In the far reaches of the universe, there is a special train called the Astral Express. The Astral Express, built by the renowned engineer, Aeon Akivili the Trailblazer, has the unique ability to travel throughout the galaxy using a network of star rails.

The universe is comprised of $$$n$$$ stars, which can be conceptualized as $$$n$$$ points on a 2D plane. The Astral Express begins its journey at a chosen star, referred to as the $$$i$$$-th star.

Pom-Pom, the conductor of the Astral Express, has an important task. Pom-Pom needs to draw a straight line that divides the remaining $$$n-1$$$ stars into two sets (possibly empty). This line must avoid intersecting any of the remaining $$$n-1$$$ stars, although passing through the $$$i$$$-th star is permissible. Pom-Pom will then choose one of these sets to visit, provided it contains exactly $$$k$$$ stars. If there is no set that meets this condition, Pom-Pom will not select any. The number of different sets that can be selected is denoted as $$$A_{i,k}$$$.

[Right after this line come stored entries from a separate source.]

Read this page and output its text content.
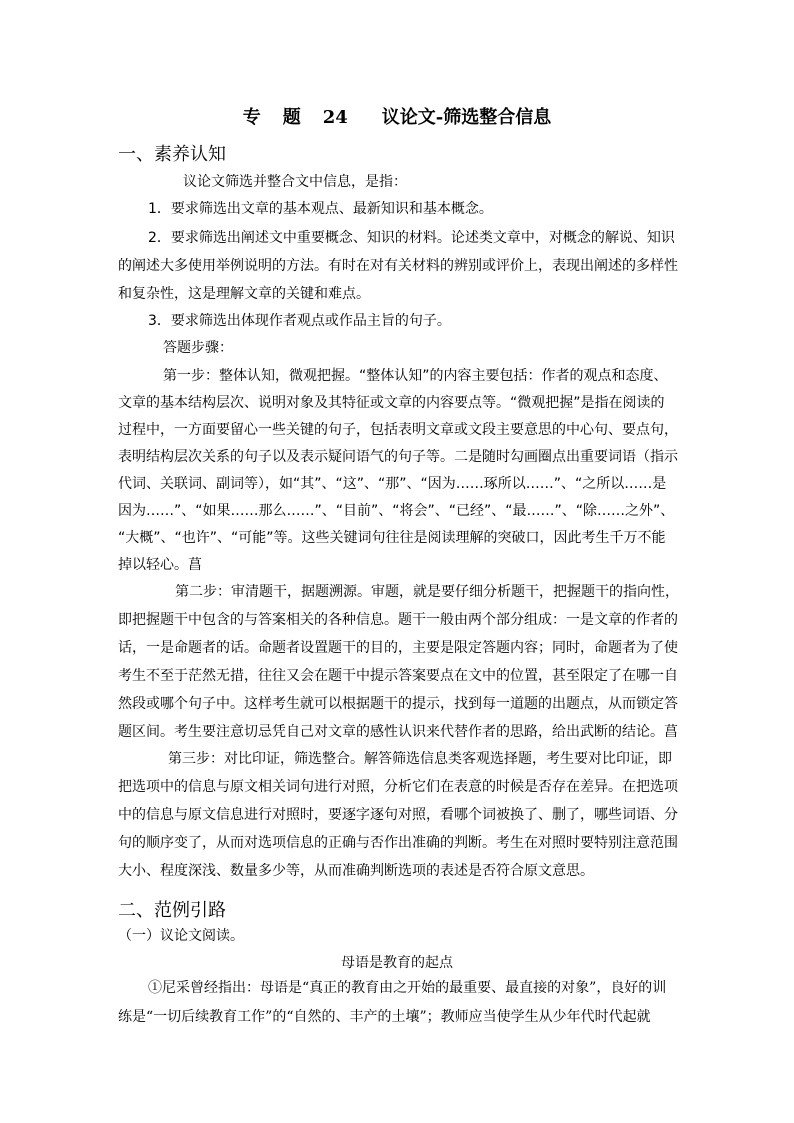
专 题 24 议论文-筛选整合信息
一、素养认知
议论文筛选并整合文中信息，是指：
1．要求筛选出文章的基本观点、最新知识和基本概念。
2．要求筛选出阐述文中重要概念、知识的材料。论述类文章中，对概念的解说、知识
的阐述大多使用举例说明的方法。有时在对有关材料的辨别或评价上，表现出阐述的多样性
和复杂性，这是理解文章的关键和难点。
3．要求筛选出体现作者观点或作品主旨的句子。
答题步骤：
第一步：整体认知，微观把握。“整体认知”的内容主要包括：作者的观点和态度、
文章的基本结构层次、说明对象及其特征或文章的内容要点等。“微观把握”是指在阅读的
过程中，一方面要留心一些关键的句子，包括表明文章或文段主要意思的中心句、要点句，
表明结构层次关系的句子以及表示疑问语气的句子等。二是随时勾画圈点出重要词语（指示
代词、关联词、副词等），如“其”、“这”、“那”、“因为……琢所以……”、“之所以……是
因为……”、“如果……那么……”、“目前”、“将会”、“已经”、“最……”、“除……之外”、
“大概”、“也许”、“可能”等。这些关键词句往往是阅读理解的突破口，因此考生千万不能
掉以轻心。菖
第二步：审清题干，据题溯源。审题，就是要仔细分析题干，把握题干的指向性，
即把握题干中包含的与答案相关的各种信息。题干一般由两个部分组成：一是文章的作者的
话，一是命题者的话。命题者设置题干的目的，主要是限定答题内容；同时，命题者为了使
考生不至于茫然无措，往往又会在题干中提示答案要点在文中的位置，甚至限定了在哪一自
然段或哪个句子中。这样考生就可以根据题干的提示，找到每一道题的出题点，从而锁定答
题区间。考生要注意切忌凭自己对文章的感性认识来代替作者的思路，给出武断的结论。菖
第三步：对比印证，筛选整合。解答筛选信息类客观选择题，考生要对比印证，即
把选项中的信息与原文相关词句进行对照，分析它们在表意的时候是否存在差异。在把选项
中的信息与原文信息进行对照时，要逐字逐句对照，看哪个词被换了、删了，哪些词语、分
句的顺序变了，从而对选项信息的正确与否作出准确的判断。考生在对照时要特别注意范围
大小、程度深浅、数量多少等，从而准确判断选项的表述是否符合原文意思。
二、范例引路
（一）议论文阅读。
母语是教育的起点
①尼采曾经指出：母语是“真正的教育由之开始的最重要、最直接的对象”，良好的训
练是“一切后续教育工作”的“自然的、丰产的土壤”；教师应当使学生从少年代时代起就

Pom-Pom is curious about the matrix $$$A$$$ formed by elements $$$A_{i,k}$$$. Your task is to help him determine this matrix. In other words, for each possible $$$i$$$ ($$$1 \leq i \leq n$$$) and $$$k$$$ ($$$1 \leq k \leq n-1$$$), you need to calculate the corresponding $$$A_{i,k}$$$, which represents the number of selectable sets when the Astral Express starts at the $$$i$$$-th star and the size of the set is $$$k$$$.